第81章 夢幻泡影
「なんだよ、そ……そんなに必死になるこたないだろ」
「待ってください……お願いします。今はバスケはしちゃだめです。絶対にだめ。休んで。お願いします」
感情的になっちゃだめだよ。
伝えたいこともちゃんと伝わらなくなっちゃう。
そう思っているのに、分かっているのに。
脳裏に焼き付いているあの背中が、あの涙が。
今まさに心臓に流れ込んでくるかのようなあの悔しさが、こころを乱す。
どうしたら伝わってくれるの。
もう、あんな想いをする選手を見たくない。
……選手のためと言いながら、自分自身が嫌な思いをしたくないから言っているんだろうか。
私は、どこまでも自己中心的で嫌な奴だ。
でも、それでも、これだけは引き下がれない。
「閑田さん、お願いします。本当に、もう、あんな……」
琥珀色の瞳から絶え間無く流れ落ちる涙を思い出してしまい、胸が圧迫されているみたいに苦しくて、痛い。
「みわ」
「お願いします、休んで。無理だけはしちゃだめです。お願い、お願い」
ヒステリックに騒ぎ立てても伝わらないと、それはちゃんと分かっているのに、温かい水が頬をどんどん伝っていくのを感じる。

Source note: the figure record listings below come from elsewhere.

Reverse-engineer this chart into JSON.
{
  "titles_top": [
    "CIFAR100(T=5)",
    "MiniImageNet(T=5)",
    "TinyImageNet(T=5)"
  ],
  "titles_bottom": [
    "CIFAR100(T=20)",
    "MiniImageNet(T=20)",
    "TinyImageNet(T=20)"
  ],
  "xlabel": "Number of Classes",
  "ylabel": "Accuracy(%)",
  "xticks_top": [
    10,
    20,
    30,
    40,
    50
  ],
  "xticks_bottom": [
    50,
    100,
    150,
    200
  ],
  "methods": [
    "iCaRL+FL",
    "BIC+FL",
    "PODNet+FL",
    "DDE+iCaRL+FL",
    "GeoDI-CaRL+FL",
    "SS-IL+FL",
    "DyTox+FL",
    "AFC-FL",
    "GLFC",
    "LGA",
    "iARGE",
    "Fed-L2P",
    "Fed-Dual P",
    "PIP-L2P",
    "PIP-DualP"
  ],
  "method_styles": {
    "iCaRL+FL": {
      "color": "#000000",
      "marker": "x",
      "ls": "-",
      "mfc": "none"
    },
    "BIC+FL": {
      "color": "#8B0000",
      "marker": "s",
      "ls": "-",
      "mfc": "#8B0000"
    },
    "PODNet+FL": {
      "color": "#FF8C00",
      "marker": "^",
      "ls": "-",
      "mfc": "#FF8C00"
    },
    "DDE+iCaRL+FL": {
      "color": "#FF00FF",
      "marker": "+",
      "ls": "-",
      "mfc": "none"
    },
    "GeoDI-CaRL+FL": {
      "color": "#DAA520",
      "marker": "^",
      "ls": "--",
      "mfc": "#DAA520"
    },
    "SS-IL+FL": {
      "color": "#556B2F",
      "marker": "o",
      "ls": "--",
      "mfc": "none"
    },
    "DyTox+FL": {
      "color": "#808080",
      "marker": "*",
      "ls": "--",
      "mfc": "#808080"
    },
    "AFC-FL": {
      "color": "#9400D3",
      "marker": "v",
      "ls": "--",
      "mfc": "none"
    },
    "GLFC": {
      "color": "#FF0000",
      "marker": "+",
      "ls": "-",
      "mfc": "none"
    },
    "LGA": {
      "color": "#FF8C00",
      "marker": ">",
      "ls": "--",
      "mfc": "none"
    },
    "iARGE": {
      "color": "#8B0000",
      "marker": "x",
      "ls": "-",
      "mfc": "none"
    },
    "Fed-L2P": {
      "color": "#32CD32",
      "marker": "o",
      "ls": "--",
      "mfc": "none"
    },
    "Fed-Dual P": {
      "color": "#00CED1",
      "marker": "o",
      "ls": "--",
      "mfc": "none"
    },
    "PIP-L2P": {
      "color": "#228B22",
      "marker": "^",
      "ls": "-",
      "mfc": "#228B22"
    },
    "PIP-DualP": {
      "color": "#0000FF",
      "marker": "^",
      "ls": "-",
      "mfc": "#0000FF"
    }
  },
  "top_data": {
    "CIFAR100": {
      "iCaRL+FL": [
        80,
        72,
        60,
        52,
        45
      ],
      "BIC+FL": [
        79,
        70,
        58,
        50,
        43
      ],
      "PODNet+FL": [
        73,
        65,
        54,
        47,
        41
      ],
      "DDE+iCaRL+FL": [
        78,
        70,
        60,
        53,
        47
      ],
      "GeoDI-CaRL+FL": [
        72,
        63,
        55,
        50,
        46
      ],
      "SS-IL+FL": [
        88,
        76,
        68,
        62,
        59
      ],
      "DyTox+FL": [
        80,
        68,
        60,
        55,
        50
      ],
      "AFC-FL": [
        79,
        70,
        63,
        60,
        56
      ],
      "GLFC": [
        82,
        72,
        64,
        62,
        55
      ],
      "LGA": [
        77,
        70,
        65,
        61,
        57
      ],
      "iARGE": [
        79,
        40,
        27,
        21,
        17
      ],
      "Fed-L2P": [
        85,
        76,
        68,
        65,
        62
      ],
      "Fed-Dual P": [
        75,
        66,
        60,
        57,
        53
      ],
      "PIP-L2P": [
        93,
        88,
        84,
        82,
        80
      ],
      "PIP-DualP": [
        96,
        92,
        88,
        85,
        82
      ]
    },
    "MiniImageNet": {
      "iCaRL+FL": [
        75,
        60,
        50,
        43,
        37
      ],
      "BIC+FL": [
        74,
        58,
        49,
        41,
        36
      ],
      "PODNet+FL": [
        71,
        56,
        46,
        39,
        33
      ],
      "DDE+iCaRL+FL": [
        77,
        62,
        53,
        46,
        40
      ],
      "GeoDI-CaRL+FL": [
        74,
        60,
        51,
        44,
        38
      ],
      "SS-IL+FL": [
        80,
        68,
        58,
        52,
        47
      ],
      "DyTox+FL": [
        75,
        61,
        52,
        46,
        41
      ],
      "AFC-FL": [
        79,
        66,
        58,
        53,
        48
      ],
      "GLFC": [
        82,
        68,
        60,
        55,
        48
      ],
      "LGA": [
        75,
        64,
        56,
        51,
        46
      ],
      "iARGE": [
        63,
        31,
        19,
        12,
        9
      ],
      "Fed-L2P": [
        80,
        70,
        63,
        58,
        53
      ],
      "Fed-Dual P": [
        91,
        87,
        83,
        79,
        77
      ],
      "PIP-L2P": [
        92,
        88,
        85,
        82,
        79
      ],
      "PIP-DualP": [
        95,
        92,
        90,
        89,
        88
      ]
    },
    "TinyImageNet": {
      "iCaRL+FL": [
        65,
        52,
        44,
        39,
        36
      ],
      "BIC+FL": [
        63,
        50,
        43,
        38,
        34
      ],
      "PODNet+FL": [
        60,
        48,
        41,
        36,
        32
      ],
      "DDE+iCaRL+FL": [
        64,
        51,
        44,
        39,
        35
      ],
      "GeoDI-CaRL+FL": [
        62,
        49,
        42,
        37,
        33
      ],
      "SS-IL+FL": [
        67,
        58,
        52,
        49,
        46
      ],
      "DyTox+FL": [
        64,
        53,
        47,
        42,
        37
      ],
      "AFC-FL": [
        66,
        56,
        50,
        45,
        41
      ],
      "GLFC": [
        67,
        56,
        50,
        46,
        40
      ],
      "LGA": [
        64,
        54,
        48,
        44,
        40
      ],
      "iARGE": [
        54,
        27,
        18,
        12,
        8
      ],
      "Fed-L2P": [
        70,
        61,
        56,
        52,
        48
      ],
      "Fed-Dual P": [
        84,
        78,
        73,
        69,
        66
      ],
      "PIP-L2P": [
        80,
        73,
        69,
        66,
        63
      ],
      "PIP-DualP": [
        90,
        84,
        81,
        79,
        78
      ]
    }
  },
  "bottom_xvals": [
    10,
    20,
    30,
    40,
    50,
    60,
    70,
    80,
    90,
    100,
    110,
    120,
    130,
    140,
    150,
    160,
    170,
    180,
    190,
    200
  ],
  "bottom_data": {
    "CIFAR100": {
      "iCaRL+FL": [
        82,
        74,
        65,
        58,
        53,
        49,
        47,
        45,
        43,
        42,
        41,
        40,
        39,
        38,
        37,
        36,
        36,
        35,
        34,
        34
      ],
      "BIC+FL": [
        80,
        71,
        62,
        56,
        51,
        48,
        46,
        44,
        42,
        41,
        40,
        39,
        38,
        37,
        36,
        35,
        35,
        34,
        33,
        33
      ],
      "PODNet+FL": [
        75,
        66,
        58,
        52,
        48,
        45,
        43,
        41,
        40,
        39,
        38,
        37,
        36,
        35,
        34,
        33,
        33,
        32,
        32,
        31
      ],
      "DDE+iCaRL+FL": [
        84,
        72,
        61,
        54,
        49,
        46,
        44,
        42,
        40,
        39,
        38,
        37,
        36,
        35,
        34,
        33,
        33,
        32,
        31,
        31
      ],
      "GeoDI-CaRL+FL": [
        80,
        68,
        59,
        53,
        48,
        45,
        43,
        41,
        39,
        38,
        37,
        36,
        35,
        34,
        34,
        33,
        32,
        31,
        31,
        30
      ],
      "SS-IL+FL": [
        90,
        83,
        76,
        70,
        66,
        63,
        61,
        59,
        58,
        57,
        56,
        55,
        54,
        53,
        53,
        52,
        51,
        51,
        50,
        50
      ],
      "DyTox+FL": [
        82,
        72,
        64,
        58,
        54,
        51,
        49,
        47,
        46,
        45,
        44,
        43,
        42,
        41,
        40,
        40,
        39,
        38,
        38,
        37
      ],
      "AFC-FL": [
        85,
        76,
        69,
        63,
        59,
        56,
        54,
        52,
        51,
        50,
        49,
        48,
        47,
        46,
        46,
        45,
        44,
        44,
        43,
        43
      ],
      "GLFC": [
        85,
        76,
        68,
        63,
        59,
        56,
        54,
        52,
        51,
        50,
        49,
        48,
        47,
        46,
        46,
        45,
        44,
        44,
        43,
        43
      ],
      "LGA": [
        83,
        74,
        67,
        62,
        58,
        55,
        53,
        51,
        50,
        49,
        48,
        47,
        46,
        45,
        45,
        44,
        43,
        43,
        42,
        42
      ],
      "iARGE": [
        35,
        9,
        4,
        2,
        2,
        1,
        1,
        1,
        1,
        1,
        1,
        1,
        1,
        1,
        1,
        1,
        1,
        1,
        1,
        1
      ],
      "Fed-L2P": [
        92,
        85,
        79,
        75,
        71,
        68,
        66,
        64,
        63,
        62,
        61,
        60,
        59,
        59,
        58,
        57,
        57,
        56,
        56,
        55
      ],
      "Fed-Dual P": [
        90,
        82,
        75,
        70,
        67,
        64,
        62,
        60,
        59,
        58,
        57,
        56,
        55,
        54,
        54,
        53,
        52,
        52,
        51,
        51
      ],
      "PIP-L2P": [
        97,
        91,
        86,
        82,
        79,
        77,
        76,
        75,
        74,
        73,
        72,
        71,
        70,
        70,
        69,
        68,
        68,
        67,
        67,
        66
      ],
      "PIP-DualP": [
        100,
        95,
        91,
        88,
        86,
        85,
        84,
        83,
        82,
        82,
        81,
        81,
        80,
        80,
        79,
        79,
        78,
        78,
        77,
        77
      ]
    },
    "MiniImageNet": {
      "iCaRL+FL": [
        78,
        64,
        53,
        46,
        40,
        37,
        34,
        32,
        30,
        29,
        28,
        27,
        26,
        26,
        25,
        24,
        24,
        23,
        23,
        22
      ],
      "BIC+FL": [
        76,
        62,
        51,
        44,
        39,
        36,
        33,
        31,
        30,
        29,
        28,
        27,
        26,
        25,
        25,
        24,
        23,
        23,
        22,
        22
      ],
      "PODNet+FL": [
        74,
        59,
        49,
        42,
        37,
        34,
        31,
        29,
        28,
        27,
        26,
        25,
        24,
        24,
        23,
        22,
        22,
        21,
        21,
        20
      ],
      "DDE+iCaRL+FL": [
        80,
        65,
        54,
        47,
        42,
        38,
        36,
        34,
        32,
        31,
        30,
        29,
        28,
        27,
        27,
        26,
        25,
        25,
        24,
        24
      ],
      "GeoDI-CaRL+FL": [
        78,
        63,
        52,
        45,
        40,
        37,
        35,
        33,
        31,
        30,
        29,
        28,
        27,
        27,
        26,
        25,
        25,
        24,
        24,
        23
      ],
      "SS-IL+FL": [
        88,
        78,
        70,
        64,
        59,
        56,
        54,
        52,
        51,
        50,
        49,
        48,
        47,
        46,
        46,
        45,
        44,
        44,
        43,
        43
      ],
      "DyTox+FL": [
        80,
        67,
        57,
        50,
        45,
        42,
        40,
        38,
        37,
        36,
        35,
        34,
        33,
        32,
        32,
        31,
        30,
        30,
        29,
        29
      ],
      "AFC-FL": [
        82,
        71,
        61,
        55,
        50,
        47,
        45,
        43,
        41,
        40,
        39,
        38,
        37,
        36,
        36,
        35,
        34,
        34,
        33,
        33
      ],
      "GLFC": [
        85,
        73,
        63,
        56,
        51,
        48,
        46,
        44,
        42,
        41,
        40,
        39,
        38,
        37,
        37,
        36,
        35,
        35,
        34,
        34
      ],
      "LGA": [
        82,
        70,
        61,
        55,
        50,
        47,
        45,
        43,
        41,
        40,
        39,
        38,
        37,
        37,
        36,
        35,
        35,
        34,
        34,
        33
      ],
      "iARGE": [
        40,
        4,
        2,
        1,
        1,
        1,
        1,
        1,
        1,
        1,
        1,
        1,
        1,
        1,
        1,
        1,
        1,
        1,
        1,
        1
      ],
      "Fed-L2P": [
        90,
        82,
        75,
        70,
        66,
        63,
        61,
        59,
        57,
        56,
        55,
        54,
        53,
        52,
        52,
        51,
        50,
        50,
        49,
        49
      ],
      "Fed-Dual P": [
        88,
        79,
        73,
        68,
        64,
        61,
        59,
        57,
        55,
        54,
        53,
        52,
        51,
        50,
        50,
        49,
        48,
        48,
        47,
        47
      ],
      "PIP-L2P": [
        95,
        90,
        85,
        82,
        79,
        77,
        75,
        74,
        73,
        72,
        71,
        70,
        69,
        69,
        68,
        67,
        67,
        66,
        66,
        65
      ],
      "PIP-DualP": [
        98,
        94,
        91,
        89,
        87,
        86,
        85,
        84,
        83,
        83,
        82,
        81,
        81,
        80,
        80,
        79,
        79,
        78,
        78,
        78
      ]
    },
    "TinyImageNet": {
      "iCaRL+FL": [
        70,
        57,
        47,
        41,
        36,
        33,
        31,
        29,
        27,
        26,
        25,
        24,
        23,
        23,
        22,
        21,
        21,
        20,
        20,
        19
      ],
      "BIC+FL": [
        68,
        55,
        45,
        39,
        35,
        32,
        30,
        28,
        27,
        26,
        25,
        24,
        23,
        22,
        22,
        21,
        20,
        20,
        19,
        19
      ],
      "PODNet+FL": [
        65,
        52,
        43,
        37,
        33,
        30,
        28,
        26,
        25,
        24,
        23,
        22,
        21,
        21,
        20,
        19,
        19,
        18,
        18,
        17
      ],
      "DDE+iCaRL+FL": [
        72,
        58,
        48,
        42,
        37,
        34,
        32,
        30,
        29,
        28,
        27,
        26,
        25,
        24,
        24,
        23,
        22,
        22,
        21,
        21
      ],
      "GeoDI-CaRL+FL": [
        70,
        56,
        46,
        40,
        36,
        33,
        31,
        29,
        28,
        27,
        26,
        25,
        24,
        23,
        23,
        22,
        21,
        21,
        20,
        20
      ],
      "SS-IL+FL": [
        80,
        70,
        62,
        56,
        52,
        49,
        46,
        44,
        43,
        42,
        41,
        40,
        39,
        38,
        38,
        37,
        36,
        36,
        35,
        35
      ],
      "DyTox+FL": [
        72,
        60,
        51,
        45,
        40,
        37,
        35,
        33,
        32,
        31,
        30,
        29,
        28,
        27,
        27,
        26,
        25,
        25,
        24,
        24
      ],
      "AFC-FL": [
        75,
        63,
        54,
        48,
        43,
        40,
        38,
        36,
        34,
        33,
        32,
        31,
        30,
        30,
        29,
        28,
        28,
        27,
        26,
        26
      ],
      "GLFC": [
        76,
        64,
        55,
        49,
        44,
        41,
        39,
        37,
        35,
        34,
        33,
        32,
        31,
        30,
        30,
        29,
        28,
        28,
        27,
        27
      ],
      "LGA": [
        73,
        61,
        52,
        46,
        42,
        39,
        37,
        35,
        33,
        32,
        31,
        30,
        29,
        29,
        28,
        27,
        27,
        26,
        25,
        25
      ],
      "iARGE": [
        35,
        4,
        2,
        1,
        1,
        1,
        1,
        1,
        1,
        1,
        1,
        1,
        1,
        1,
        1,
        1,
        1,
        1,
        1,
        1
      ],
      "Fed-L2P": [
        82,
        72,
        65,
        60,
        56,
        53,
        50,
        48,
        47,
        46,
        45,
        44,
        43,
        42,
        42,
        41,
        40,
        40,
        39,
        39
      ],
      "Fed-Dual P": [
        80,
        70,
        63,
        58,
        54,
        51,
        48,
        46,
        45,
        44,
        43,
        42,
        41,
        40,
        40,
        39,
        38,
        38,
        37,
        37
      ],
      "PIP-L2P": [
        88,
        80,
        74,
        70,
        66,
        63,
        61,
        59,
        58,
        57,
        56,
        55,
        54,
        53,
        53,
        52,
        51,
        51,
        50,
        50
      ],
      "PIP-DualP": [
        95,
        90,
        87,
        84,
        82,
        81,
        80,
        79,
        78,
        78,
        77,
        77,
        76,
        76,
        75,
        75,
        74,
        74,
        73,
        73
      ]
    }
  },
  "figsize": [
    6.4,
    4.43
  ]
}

止めようと思っているのに、止められない。止まらない。
「お願いします、閑田さん、おねがいします……」
もう、取り繕う事も出来ずに、嗚咽混じりの懇願。
駄々をこねる子どものようだ。
閑田さんは、頭をガシガシと乱してから、大きなため息をついた。
「……わーったよ、休むよ」
「……え……?」
「分かったから泣くなってば」
「わっ」
視界を遮ったのは、スポーツタオル。
顔からずり落ちたそれを慌てて受け取ってから、現状把握に努める。
「休んで……くれるんですか」
「みわがあまりに必死だからさ。でも休んでる間に、再開出来そうだと思ったらすぐに練習に入るから」
先ほどまでの頑固な口調が和らいでいる。
受け入れて、くれたんだ……。
「ありがとう、ございます……」
まだ状況は変わっていないのに、ホッとしたらまた涙が溢れて来てしまった。